獨身女性是美國成長最快的族群
摘錄自:天下雜誌 經濟學人電子報 2013/12/27
2013-12-19 Web only 作者:經濟學人
圖片來源:flickr.com/photos/yourdon/ |
結婚率緩步下滑,正逐漸顛覆美國政治版圖。在2012年總統選舉中,獨身女性佔總投票近四分之一,而且她們大多投給歐巴馬;歐巴馬在這個族群的得票率領先對手36個百分點。
你或許會認為,這個包括未婚大學生、都會單身母親和離婚專業人士的族群並沒有太多共同點。但獨身女性對民主黨極為忠誠──前提是她們有去投票,而許多人並不會投票(寡婦是個例外,和已婚女性一樣比較常投票)。總體來看,女性一向支持民主黨:歐巴馬的女性得票率領先羅姆尼11個百分點。以此觀之,「婚姻落差」超越了性別落差。
就像科學家會爭論量子物理,部分政治專家也在思考,「獨身女性」是否足以成為一個選民族群,還是說這個標籤只不過包括了各種左傾選民區塊:年輕人、窮人、較世俗派的美國人,以及非白人。要不是三大相互關聯的發展,那應該只是個有趣的形上學問題。
其一,獨身女性是美國成長最快的族群,2000年為4,500萬人,今日已增至5,300萬人──理論上,這讓她們成了最大的選民區塊,比黑人和西班牙矞加起來還要多(但實際上互有重疊)。

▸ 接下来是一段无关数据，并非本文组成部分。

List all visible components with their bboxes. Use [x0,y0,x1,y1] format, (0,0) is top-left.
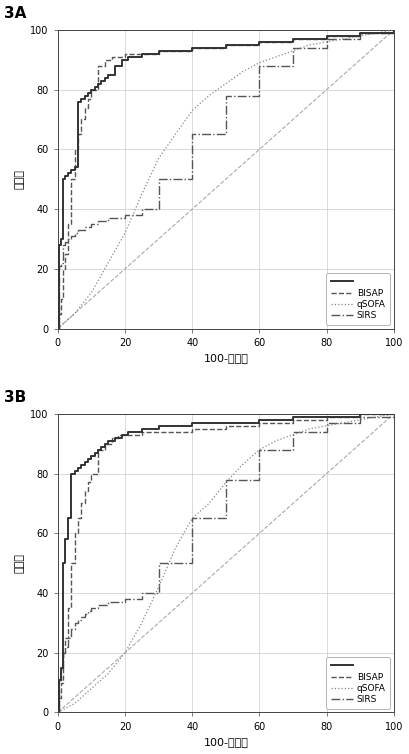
Text: 3A: 3A [4,6,26,21]
X-axis label: 100-特异性: 100-特异性 [203,737,248,747]
Legend: , BISAP, qSOFA, SIRS: , BISAP, qSOFA, SIRS [326,273,389,325]
Y-axis label: 敏感性: 敏感性 [15,553,25,573]
Y-axis label: 敏感性: 敏感性 [15,169,25,189]
X-axis label: 100-特异性: 100-特异性 [203,353,248,363]
Text: 3B: 3B [4,390,26,405]
Legend: , BISAP, qSOFA, SIRS: , BISAP, qSOFA, SIRS [326,657,389,709]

其二,民主黨人、特別是歐巴馬團隊,利用民調、登門造訪、商用消費者資料區等各種工具,找出了精確描繪選民的方法。在黑暗時代(亦即2008年之前),競選活動可能會地毯式地掃過黑人和民主黨支持者的主要居住區,鼓勵他們出來投票,並以付費廣告塞滿空中的電波,將時間和金錢浪費在本來就會投票、從來不會投票、可能會投給共和黨的族群身上。現在,眾人在談的是瞄準「特定族群」:將資源集中於只要稍稍說服就會投給正確候選人的人。

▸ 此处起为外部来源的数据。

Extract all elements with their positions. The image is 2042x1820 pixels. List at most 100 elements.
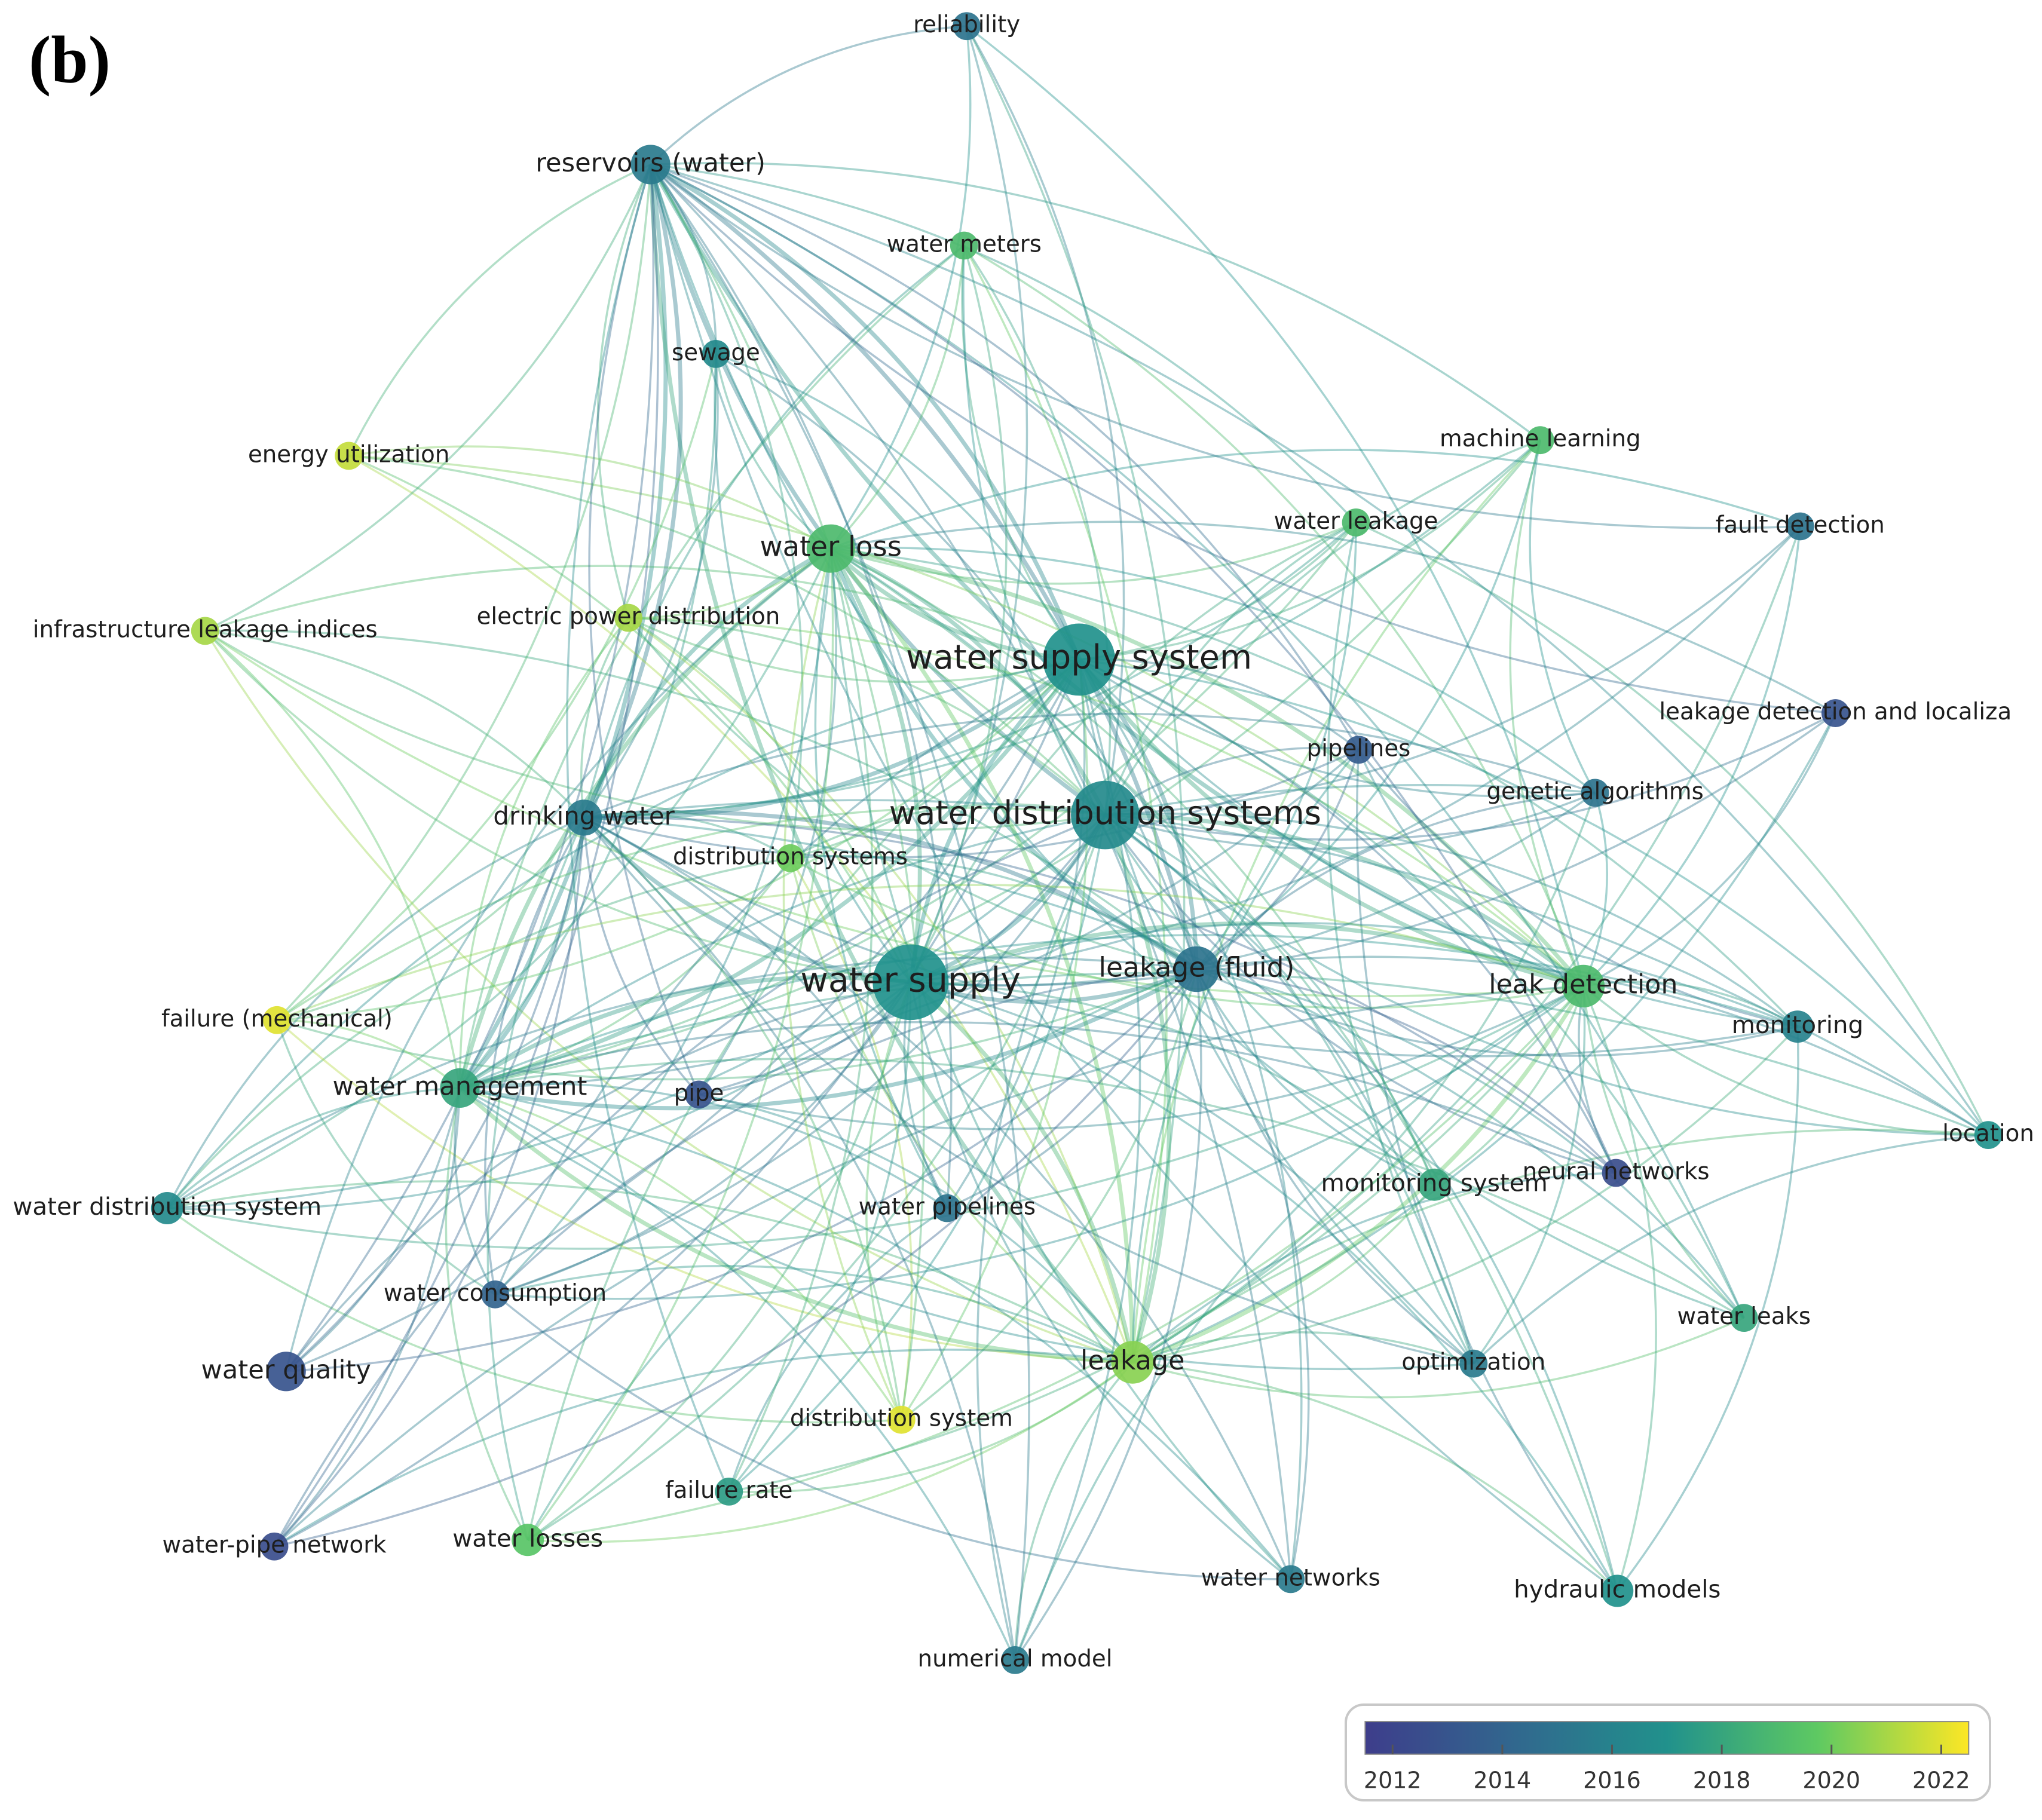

由結果來看,要是將婚姻狀況與性別、種族、收入、地理等因素一同考慮,就能更有效率地達成兩大競選宣傳目標,亦即說服中間選民,以及鼓動忠誠但零集散佈的支持者;在購買電視節目廣告、針對特定街道散發傳單之時,情況亦是如此。選民登記專家嘉納(Page Gardner)已製作了各種模型,可以精確地找出獨身女性;保守派在這方面仍舊處於落後。
民主黨募款者、柯林頓夫婦的親信麥克奧利菲(Terry McAuliffe)在11月的維吉尼亞州長選舉中險勝,其競選團隊中的重要人物哈爾(Michael Halle)表示,受到民主黨催票小組特別關注的選民之中,有2/3是獨身女性。麥克奧利菲在獨身女性族群的得票率,比共和黨對手古奇耐里(Ken Cuccinelli)高了42個百分點,因此,麥克奧利菲的勝利可說是來自獨身女性(古奇耐里在已婚女性族群贏了9個百分點)。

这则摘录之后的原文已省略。